Doğal sit alanı olmasının yanı sıra tarihi yapısıyla da önemli bir alan olan Kuşdili Çayırı, Kurbağalıdere’deki kurbağaların sesini, üzeri örtülü kafeslerdeki saka, iskete, florya kuşlarına dinleterek, onların kanarya gibi “makara çekmesini” sağlayan kuşbazların, bu olaydan dolayı “Kuş Dili” adını verdikleri bu çayır, en az yüz yıldır Kadıköy tarihinde yer alıyor. Kadıköylüler 1900’lü yılların başlarında buradaki dere kenarında gezinirler, diğer taraflarda piknik, panayır gibi etkinliklerde bulunurlardı. Daha sonra uzun yıllar bayram yeri olarak da kullanılmış olan bu çayırda Fenerbahçe Spor Kulübü Lokali, Hamdi’nin Gazinosu, tramvay deposu olarak bilinen hangarda Kuşdili Sineması gibi önemli sosyal tesisler vardı. Yani Kuşdili Çayırı ortasından geçen Kurbağalıdere’si ile tam bir mesire yeriydi. Arkeologlar Derneği İstanbul Şubesi'ne göre bu alan, İstanbul tarihinin bilinen en eski buluntularını saklıyor.

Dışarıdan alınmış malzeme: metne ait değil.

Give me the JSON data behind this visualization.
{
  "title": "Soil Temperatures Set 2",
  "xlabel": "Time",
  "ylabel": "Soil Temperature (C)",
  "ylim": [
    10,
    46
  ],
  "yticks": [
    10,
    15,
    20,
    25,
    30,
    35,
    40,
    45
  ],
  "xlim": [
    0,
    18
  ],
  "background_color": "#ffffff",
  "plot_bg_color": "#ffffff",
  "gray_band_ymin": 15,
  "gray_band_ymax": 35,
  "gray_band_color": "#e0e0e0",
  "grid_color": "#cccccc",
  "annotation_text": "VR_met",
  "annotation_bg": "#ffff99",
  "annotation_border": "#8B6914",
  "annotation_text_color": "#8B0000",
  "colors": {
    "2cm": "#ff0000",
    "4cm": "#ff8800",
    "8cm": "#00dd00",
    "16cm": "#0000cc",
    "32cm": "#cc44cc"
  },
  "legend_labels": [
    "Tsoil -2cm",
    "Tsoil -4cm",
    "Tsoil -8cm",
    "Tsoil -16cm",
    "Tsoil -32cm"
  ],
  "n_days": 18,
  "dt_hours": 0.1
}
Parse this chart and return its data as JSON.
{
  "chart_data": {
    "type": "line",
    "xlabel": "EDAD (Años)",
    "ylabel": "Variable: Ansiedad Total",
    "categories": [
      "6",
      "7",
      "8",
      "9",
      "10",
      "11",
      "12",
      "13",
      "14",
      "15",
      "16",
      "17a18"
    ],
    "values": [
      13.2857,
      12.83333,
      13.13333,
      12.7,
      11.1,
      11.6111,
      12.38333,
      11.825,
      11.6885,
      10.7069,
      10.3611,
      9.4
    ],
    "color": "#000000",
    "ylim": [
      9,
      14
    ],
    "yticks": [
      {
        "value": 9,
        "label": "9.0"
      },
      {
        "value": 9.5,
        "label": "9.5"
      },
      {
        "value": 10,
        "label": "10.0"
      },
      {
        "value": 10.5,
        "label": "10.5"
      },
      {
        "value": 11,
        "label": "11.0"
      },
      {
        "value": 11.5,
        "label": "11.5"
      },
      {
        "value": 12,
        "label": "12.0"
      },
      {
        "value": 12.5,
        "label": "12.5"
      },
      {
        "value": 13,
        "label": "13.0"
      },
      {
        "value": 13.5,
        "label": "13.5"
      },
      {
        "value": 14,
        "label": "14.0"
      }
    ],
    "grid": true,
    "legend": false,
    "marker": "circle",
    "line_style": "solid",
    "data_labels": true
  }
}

Fikirtepe gibi, yakın çevrede yapılabilen az sayıda arkeolojik kazı, Kuşdili Çayırı’ndaki buluntuların günümüzden 8 bin yıl öncesine uzandığını gösteriyor. Kadıköy’ün imar görmemiş son alanlarından olan yaklaşık 50 bin metrekarelik Tarihi Kuşdili Çayırı, burası aynı zamanda olası bir İstanbul depreminde Kadıköy’de çadır kurulabilecek ender alanlardan biri olarak da öne çıkıyor.